More documents have been declassified, but the debacle surrounding the declassification underlines the importance of making all documents available to the public, away from the politicking that has surrounded the bridge controversy.
The controversy was unnecessary. If the documents had been public from the start, the current Prime Minister's position would have been, by and large, uncontested. The secrecy was what fed the controversy, what gave the former PM the opportunity to claim wrong-doing by the current administration.
A similar debacle resulted from the Approved Permits issue. Something became an issue because of secrecy. Had the secrecy not existed, there would have been no controversy.
So there are two options for the PM to prevent a recurrence of this scandal. He can employ a clarivoyent. The fortune-teller will be able to tell him, in advance, which documents need to be declassified to prevent political challenges to his position. Or he can declassify as many documents as possible.

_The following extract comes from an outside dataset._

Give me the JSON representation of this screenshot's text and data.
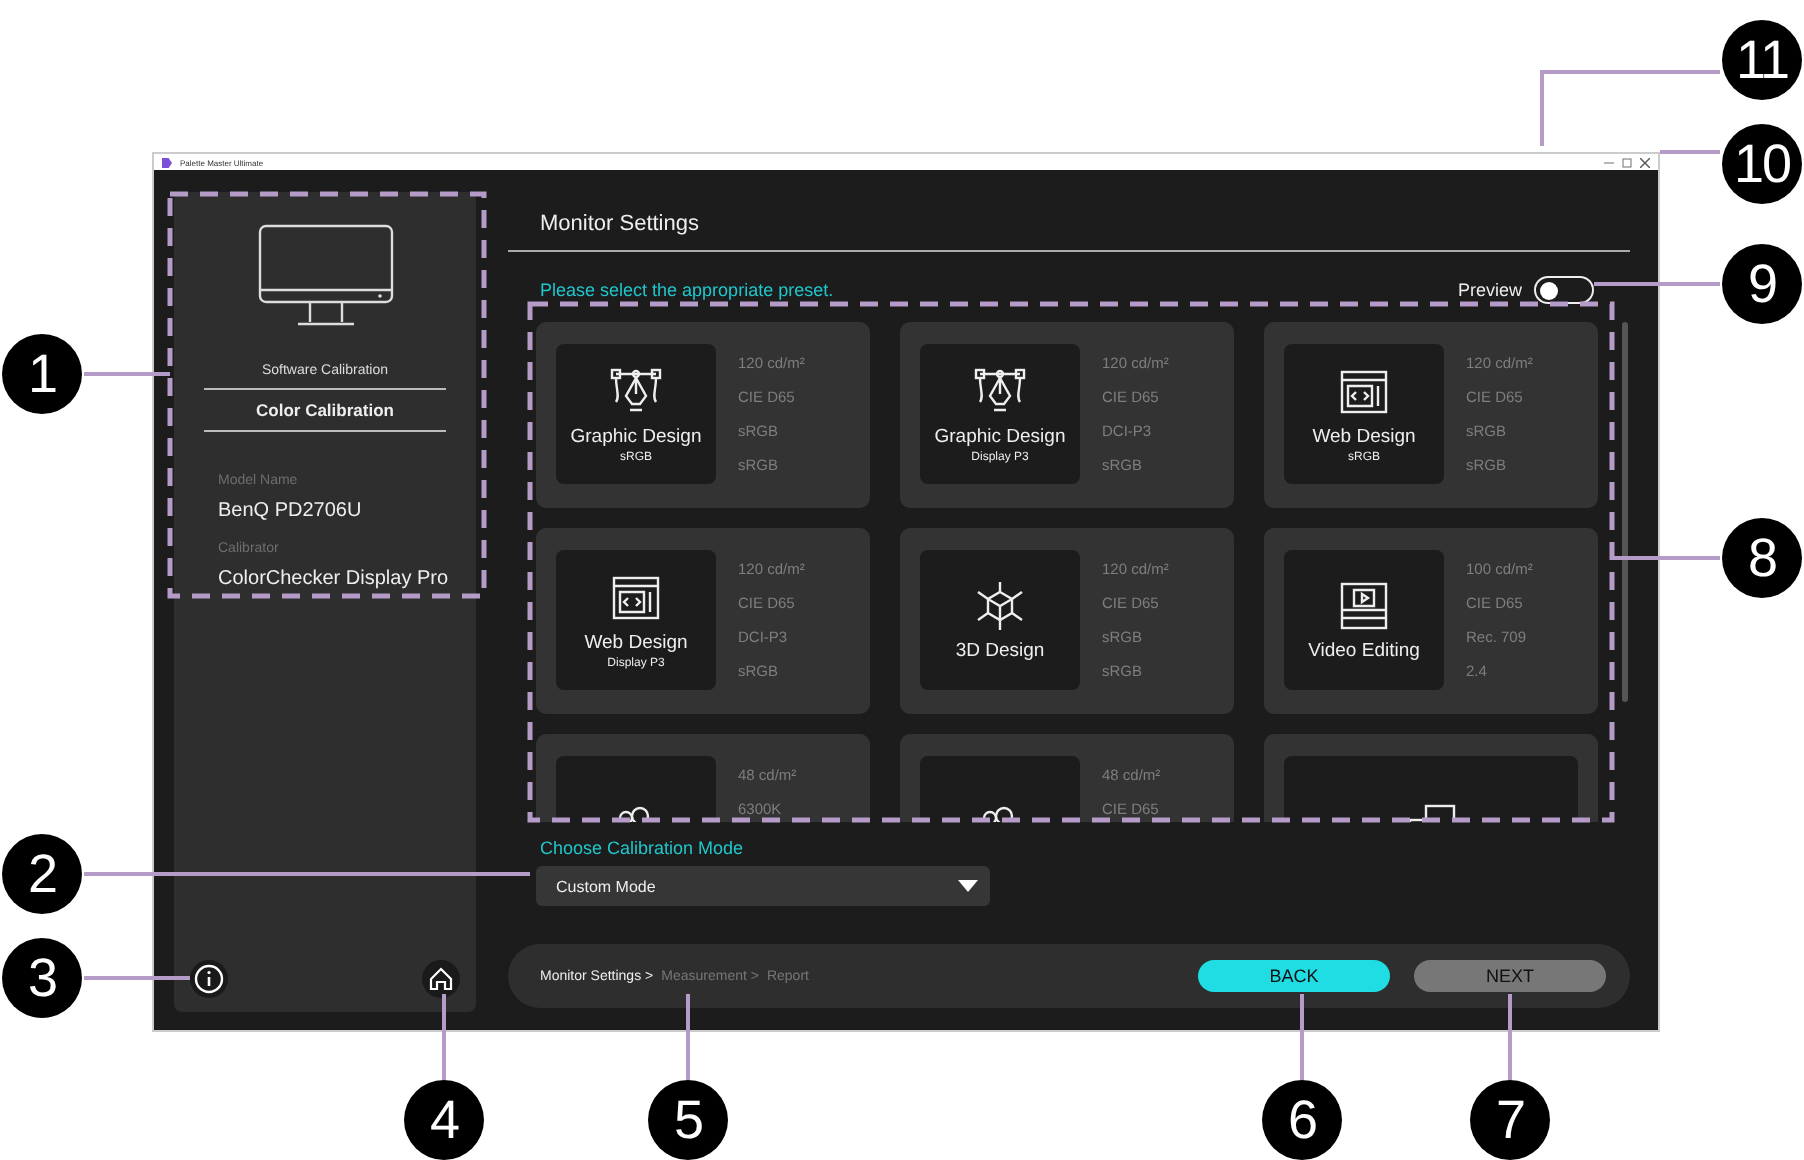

While the seer option has undoubtedly got more class, the comprehensive declassification of documents relating to contracts and tenders is more likely to yield results. The question then is who decides which documents are revealed, and which documents should remain classified.
The current system puts control of the documents under those most likely to have reason to keep them classified. This undermines the credibility of information when it is released as well as minimising the possibility of detecting corruption.

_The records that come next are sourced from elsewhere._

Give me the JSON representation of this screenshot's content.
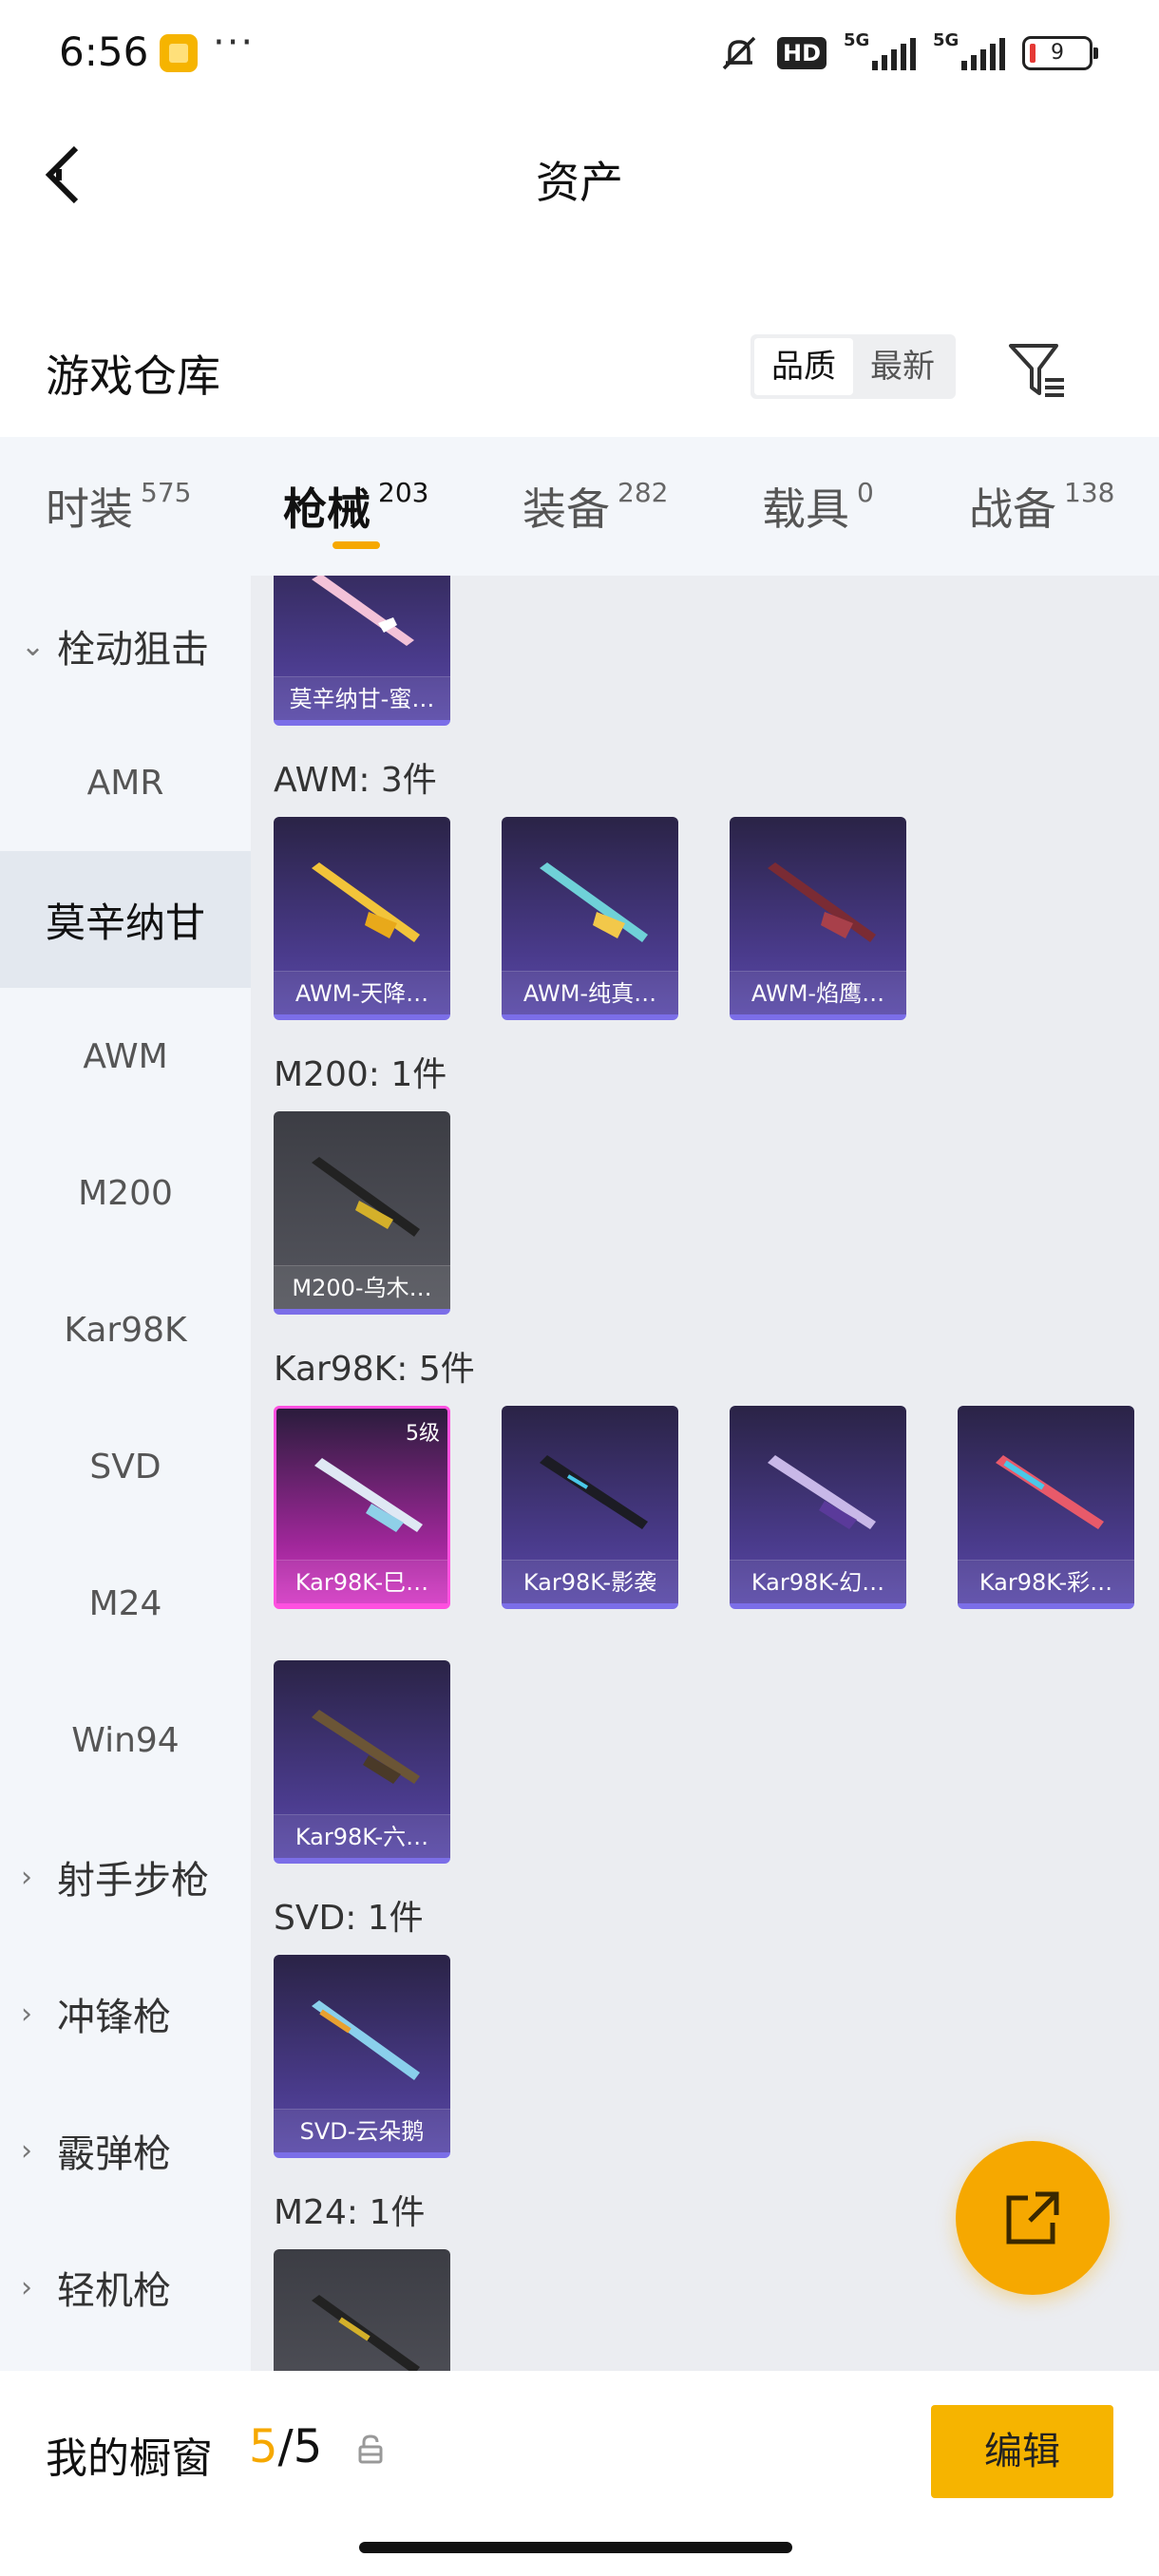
{
  "status_bar": {
    "time": "6:56",
    "battery": "9",
    "network": "5G",
    "network2": "5G",
    "hd_label": "HD"
  },
  "header": {
    "title": "资产"
  },
  "warehouse": {
    "title": "游戏仓库",
    "sort_options": [
      "品质",
      "最新"
    ],
    "active_sort": "品质"
  },
  "tabs": [
    {
      "label": "时装",
      "count": "575"
    },
    {
      "label": "枪械",
      "count": "203"
    },
    {
      "label": "装备",
      "count": "282"
    },
    {
      "label": "载具",
      "count": "0"
    },
    {
      "label": "战备",
      "count": "138"
    }
  ],
  "active_tab": "枪械",
  "sidebar": {
    "items": [
      {
        "label": "栓动狙击",
        "type": "group",
        "icon": "chevron-down-icon"
      },
      {
        "label": "AMR",
        "type": "item"
      },
      {
        "label": "莫辛纳甘",
        "type": "item",
        "selected": true
      },
      {
        "label": "AWM",
        "type": "item"
      },
      {
        "label": "M200",
        "type": "item"
      },
      {
        "label": "Kar98K",
        "type": "item"
      },
      {
        "label": "SVD",
        "type": "item"
      },
      {
        "label": "M24",
        "type": "item"
      },
      {
        "label": "Win94",
        "type": "item"
      },
      {
        "label": "射手步枪",
        "type": "group",
        "icon": "chevron-right-icon"
      },
      {
        "label": "冲锋枪",
        "type": "group",
        "icon": "chevron-right-icon"
      },
      {
        "label": "霰弹枪",
        "type": "group",
        "icon": "chevron-right-icon"
      },
      {
        "label": "轻机枪",
        "type": "group",
        "icon": "chevron-right-icon"
      }
    ]
  },
  "sections": [
    {
      "heading": "",
      "items": [
        {
          "name": "莫辛纳甘-蜜…",
          "rarity": "purple"
        }
      ]
    },
    {
      "heading": "AWM: 3件",
      "items": [
        {
          "name": "AWM-天降…",
          "rarity": "purple"
        },
        {
          "name": "AWM-纯真…",
          "rarity": "purple"
        },
        {
          "name": "AWM-焰鹰…",
          "rarity": "purple"
        }
      ]
    },
    {
      "heading": "M200: 1件",
      "items": [
        {
          "name": "M200-乌木…",
          "rarity": "gray"
        }
      ]
    },
    {
      "heading": "Kar98K: 5件",
      "items": [
        {
          "name": "Kar98K-巳…",
          "rarity": "pink",
          "level": "5级"
        },
        {
          "name": "Kar98K-影袭",
          "rarity": "purple"
        },
        {
          "name": "Kar98K-幻…",
          "rarity": "purple"
        },
        {
          "name": "Kar98K-彩…",
          "rarity": "purple"
        },
        {
          "name": "Kar98K-六…",
          "rarity": "purple"
        }
      ]
    },
    {
      "heading": "SVD: 1件",
      "items": [
        {
          "name": "SVD-云朵鹅",
          "rarity": "purple"
        }
      ]
    },
    {
      "heading": "M24: 1件",
      "items": [
        {
          "name": "",
          "rarity": "gray"
        }
      ]
    }
  ],
  "bottom": {
    "title": "我的橱窗",
    "current": "5",
    "separator": "/",
    "total": "5",
    "edit_label": "编辑"
  },
  "colors": {
    "accent": "#f6a800",
    "purple_card": "#4a3b8c",
    "pink_card": "#d43bc4",
    "gray_card": "#55565e"
  }
}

Credibility is undermined because the release of information can be politically timed, material can be hidden and it is possible not to release all pertinent information. It may be the truth and nothing but the truth, but the general public have no way of telling whether it is the whole truth, or not.
The information, complete or otherwise, can also be manipulated for maximum political advantage. And it will only be released if it is in the interests of the person who decides on the declassification. This is particularly obvious in the dispute over sand, sovereignty and the crooked bridge. Dr M's allegations fall flat when Abdullah has released the information. Partly because we are all convinced that he would not have released it, if it had been in any way incriminating.
At the same time, there is some information that should not be made public as soon as it is gathered. For example, if there is a police investigation on, it's in society's best interests that the police can keep it secret. At least while it is going on.
So, again, who gets to decide what information should be made public and what shouldn't? In the UK, this is the job of an independent Information Commissioner. If a member of the public is denied access to information, and they aren't happy that the reasons given are valid, they appeal to the Commissioner. The Commissioner will investigate the validity of the secrecy. If it is for one of the reasons defined by law as being allowed, the information remains a secret. If it is being withheld for personal interest or gain, the information is released. Short-term bad publicity gives way to long-term accountability and respect.
The Information Commissioner is also given the power to fine individuals for NOT releasing information. This means that if you refuse a request for information, and the Commissioner is not satisfied that you had valid reasons for withholding the information, you, personally, can be held responsible. There is no passing the buck. If you have to get the request approved, then the person denying the request is responsible. This also implies a default setting of 'transparent', because you can be punished for secrecy.
If this was put into place, through a freedom of information act, it would be a major step towards combatting corruption, but it would also safeguard the PM from malicious yet unfounded attacks on his administration.